In a week when his workrate as a fullback had been heavily scrutinised, Mitchell responded with a 26-point haul which included three tries in his 150th NRL game.
The only downside for the 25-year-old fullback would be the sight of great mate Addo-Carr limping off 10 minutes into Friday's game at Accor Stadium.
The 35, 211-strong crowd let out a collective wince when Addo-Carr went down with a syndesmosis injury which is likely to diminish his chances of a State of Origin recall for NSW.
Addo-Carr joins a growing injury list at Belmore, with coach Cameron Ciraldo without Tevita Pangai, Luke Thompson, Raymond Faitala-Mariner and Viliame Kikau for the Good Friday fixture.
Down on troops, the Bulldogs sprung an early surprise with a breakaway try from Jake Averillo giving them an early lead.
Addo-Carr's injury forced them into a reshuffle and Souths were too happy to target the hole vacated by the winger on the Dogs' left edge.
Captain Cameron Murray got Souths back level with a close-range try before Mitchell added a penalty from right in front of the sticks.

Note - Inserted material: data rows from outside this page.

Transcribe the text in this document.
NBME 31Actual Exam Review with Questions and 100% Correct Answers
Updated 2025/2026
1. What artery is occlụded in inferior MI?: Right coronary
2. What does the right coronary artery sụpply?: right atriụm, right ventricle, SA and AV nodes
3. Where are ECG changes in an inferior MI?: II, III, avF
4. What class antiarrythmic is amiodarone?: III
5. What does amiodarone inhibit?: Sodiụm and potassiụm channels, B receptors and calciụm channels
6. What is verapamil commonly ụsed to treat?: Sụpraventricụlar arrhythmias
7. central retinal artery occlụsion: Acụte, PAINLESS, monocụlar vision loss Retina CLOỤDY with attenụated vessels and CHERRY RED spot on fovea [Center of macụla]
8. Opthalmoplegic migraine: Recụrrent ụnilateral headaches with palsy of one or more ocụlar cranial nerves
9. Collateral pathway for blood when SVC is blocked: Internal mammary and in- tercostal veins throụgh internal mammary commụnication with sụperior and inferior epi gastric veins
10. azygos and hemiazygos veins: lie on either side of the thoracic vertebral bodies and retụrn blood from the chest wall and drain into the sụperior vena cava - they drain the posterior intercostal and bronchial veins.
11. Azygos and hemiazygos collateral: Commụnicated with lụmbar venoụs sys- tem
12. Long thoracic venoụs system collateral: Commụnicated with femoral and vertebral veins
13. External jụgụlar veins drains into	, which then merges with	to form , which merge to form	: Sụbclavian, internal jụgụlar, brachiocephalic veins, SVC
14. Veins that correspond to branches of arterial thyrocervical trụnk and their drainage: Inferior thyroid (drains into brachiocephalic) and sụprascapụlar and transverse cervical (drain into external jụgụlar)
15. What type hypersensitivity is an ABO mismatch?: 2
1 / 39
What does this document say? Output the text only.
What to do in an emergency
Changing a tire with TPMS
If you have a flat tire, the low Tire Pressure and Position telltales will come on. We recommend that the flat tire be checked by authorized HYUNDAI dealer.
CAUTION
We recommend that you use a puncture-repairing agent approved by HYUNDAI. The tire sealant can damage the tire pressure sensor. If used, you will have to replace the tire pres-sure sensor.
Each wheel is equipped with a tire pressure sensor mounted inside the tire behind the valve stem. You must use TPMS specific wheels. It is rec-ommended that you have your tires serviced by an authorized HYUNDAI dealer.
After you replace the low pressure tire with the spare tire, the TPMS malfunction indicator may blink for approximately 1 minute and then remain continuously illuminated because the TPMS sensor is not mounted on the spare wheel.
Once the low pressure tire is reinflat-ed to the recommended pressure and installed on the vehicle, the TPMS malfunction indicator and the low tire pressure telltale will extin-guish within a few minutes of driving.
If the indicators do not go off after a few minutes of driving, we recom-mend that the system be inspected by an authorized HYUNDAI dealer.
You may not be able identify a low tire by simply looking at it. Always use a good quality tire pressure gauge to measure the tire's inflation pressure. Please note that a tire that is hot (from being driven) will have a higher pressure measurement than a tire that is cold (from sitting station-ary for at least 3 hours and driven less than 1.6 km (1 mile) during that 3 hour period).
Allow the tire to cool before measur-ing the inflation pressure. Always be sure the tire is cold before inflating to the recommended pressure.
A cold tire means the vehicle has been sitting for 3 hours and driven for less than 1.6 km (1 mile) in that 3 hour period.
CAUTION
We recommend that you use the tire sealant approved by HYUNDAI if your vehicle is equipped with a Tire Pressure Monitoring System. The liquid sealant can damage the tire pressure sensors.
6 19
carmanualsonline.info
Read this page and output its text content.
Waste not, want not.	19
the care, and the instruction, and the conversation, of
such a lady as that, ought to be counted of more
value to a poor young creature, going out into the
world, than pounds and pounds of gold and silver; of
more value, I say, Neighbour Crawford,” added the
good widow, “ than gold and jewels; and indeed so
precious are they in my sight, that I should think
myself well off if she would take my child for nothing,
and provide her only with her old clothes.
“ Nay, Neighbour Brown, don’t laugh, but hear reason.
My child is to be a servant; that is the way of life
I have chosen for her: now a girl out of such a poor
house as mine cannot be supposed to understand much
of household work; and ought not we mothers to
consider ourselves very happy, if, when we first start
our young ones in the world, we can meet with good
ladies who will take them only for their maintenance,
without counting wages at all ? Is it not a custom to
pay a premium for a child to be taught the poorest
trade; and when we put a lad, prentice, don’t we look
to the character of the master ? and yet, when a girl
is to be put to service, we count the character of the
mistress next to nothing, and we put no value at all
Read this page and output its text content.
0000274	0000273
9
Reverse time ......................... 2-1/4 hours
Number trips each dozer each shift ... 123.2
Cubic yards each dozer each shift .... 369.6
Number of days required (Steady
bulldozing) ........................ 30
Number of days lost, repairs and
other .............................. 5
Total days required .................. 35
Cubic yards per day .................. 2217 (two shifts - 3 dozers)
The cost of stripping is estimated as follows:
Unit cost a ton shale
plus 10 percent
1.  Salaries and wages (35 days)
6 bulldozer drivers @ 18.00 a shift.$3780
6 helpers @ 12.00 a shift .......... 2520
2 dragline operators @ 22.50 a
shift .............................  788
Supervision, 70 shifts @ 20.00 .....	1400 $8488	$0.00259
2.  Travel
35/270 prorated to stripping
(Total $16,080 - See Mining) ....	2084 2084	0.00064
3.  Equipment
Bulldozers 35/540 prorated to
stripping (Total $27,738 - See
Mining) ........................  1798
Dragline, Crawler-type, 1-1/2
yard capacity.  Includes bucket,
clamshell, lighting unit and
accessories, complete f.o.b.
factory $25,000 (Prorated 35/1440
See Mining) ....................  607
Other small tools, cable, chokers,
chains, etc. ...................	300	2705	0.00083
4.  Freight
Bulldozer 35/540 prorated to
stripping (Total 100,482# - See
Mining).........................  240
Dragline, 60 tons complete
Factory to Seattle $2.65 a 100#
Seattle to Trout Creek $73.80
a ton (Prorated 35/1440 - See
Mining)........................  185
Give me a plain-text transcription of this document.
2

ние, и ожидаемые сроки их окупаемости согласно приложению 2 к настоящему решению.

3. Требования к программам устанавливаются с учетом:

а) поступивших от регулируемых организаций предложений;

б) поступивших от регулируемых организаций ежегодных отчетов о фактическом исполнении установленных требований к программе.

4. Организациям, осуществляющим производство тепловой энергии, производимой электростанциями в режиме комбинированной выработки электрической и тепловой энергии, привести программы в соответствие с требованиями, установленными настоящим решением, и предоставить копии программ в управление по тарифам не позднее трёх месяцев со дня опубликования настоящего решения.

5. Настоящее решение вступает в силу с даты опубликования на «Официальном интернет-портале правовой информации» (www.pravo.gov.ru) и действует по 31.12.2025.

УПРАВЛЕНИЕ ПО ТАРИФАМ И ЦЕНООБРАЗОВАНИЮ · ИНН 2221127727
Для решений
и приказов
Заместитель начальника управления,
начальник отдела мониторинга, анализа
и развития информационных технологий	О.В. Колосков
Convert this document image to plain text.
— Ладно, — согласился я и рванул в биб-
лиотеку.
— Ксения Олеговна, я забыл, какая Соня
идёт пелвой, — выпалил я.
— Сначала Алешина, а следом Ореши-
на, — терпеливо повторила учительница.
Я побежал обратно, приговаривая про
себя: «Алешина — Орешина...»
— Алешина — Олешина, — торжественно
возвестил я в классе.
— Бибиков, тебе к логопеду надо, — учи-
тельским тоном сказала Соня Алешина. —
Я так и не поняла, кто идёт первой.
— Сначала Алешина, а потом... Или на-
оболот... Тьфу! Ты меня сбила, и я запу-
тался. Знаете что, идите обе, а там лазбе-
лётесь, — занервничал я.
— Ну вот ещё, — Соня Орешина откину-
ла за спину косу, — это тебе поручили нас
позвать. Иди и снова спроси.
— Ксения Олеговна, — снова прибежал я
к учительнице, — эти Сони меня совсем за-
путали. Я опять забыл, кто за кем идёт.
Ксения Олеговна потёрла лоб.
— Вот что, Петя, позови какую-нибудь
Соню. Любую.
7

And the fullback was only warming up.
Mitchell finished two slick backline moves that isolated centre Paul Alamoti, who had been deployed in Addo-Carr's wing spot, and even snuck in an attempt at a two-point field goal.
His shot was good but unfortunately for the milestone man, referee Gerard Sutton had already blown his whistle to break up a fracas.
Back-rower Jacob Host crashed over on the stroke of halftime to put the Bunnies 26-6 up and Canterbury did a good job to keep the Rabbitohs at bay at the start of the second half.
Matt Burton registered a tryscoring double for the Bulldogs but when Jacob Preston was sin-binned for a hip-drop tackle on Souths winger Izaac Thompson, the floodgates opened.
Souths five-eighth Cody Walker crossed before Mitchell grabbed his third and Campbell Graham waltzed in for a hat-trick in the final 15 minutes.